Intelligente Laternenpfähle können dank akustischer Schusserkennungssensoren in Echtzeit sogar Schüsse erkennen. Und sie können die Rettungsdienste alarmieren.

Denken Sie immer noch, dass dies das Zeug für Science-Fiction-Filme ist? Dann verbringen Sie einige Zeit in Glasgow. Ja, Glasgow, Schottland, wo 180 intelligente Laternenpfähle im Rahmen des 24 Millionen Pfund teuren Smart City-Projekts der Stadt installiert wurden.

"Intelligente Beleuchtung, die die Energieineffizienz durch Einsparungen zwischen 60 und 80 Prozent ersetzt, wurde von Käufern und Ladenbesitzern sehr positiv bewertet", sagte Gary Walker, Programmdirektor von Future City Glasgow, gegenüber Mashable.

Das Internet der Dinge und die DDoS-Angriffe

Hinter den Schlagworten stehen jedoch ernsthafte Bedenken hinsichtlich der Fähigkeit dieser „intelligenten Städte“, sich angemessen zu schützen.

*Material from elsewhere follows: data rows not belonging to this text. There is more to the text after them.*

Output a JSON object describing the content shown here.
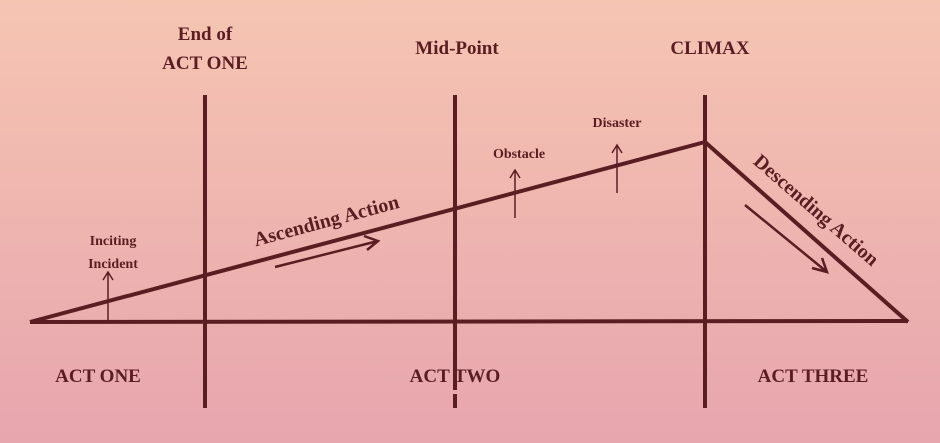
{
  "markers": [
    {
      "label": [
        "End of",
        "ACT ONE"
      ]
    },
    {
      "label": [
        "Mid-Point"
      ]
    },
    {
      "label": [
        "CLIMAX"
      ]
    }
  ],
  "events": [
    {
      "label": [
        "Inciting",
        "Incident"
      ]
    },
    {
      "label": [
        "Obstacle"
      ]
    },
    {
      "label": [
        "Disaster"
      ]
    }
  ],
  "actions": [
    "Ascending Action",
    "Descending Action"
  ],
  "acts": [
    "ACT ONE",
    "ACT TWO",
    "ACT THREE"
  ]
}
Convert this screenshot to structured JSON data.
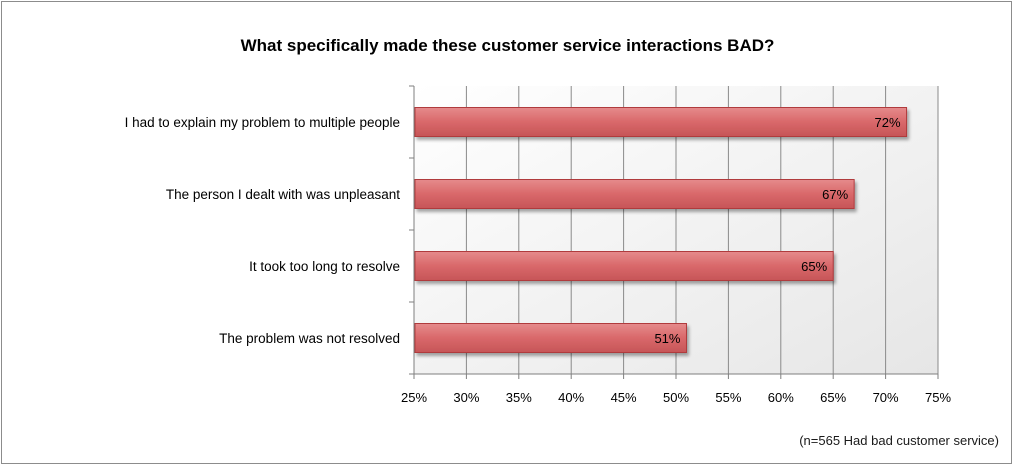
{
  "chart_data": {
    "type": "bar",
    "orientation": "horizontal",
    "title": "What specifically made these customer service interactions BAD?",
    "categories": [
      "I had to explain my problem to multiple people",
      "The person I dealt with was unpleasant",
      "It took too long to resolve",
      "The problem was not resolved"
    ],
    "values": [
      72,
      67,
      65,
      51
    ],
    "value_labels": [
      "72%",
      "67%",
      "65%",
      "51%"
    ],
    "xlim": [
      25,
      75
    ],
    "xticks": [
      25,
      30,
      35,
      40,
      45,
      50,
      55,
      60,
      65,
      70,
      75
    ],
    "xtick_labels": [
      "25%",
      "30%",
      "35%",
      "40%",
      "45%",
      "50%",
      "55%",
      "60%",
      "65%",
      "70%",
      "75%"
    ],
    "xlabel": "",
    "ylabel": "",
    "grid": "vertical",
    "legend": "none",
    "bar_color": "#d9686a",
    "bar_edge_color": "#b03a3c"
  },
  "footnote": "(n=565 Had bad customer service)"
}
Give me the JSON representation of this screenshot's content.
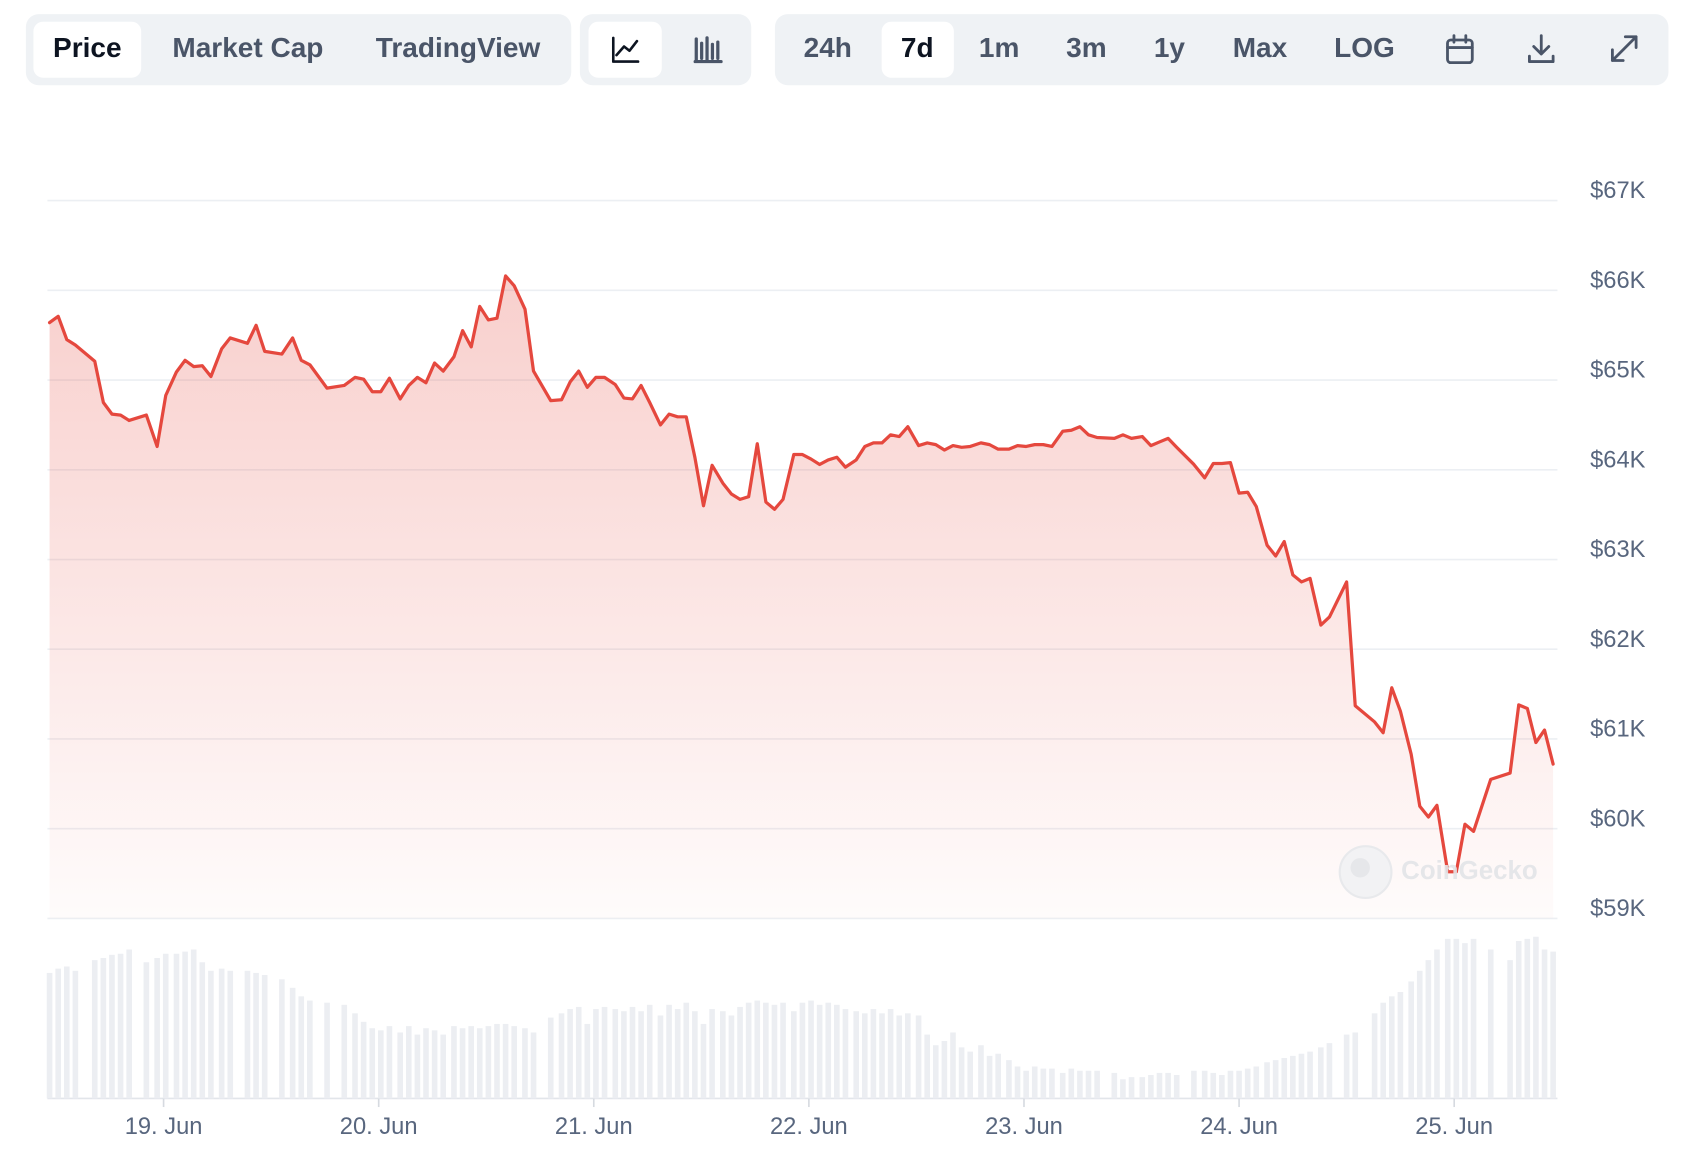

Diese Befürchtungen wurden letzte Woche zur Realität, als mehr als 10 Millionen Geräte, die an das Internet der Dinge angeschlossen waren, bei einem Angriff gehackt wurden, der einen großen Teil des Internets verlangsamte.

Der Angriff wurde als DDoS (Distributed Denial of Service) bezeichnet. Dies tritt auf, wenn ein Hacker so viele Daten auf einer Website sendet, dass der Server den Datenfluss nicht verarbeiten kann, sodass normale Benutzer nicht auf die Website zugreifen können.
Verbundene Laternenpfähle sind wie jedes andere Objekt mit einer IP-Adresse auch der Gefahr ausgesetzt, von Hackern angegriffen und übernommen zu werden.

„Intelligente Laternenpfähle sind ein naheliegendes Ziel für alle, die eine Stadt in großem Maßstab anvisieren möchten. Hier würden Sie anfangen, wenn Sie eine ganze Stadt schließen wollten “, sagte Eva Blum-Dumontet, Forschungsbeauftragte bei Privacy International, gegenüber Mashable. "Der DDoS-Angriff zeigt, dass wir keine klaren Fortschritte in Richtung mehr und besserer Sicherheit gesehen haben."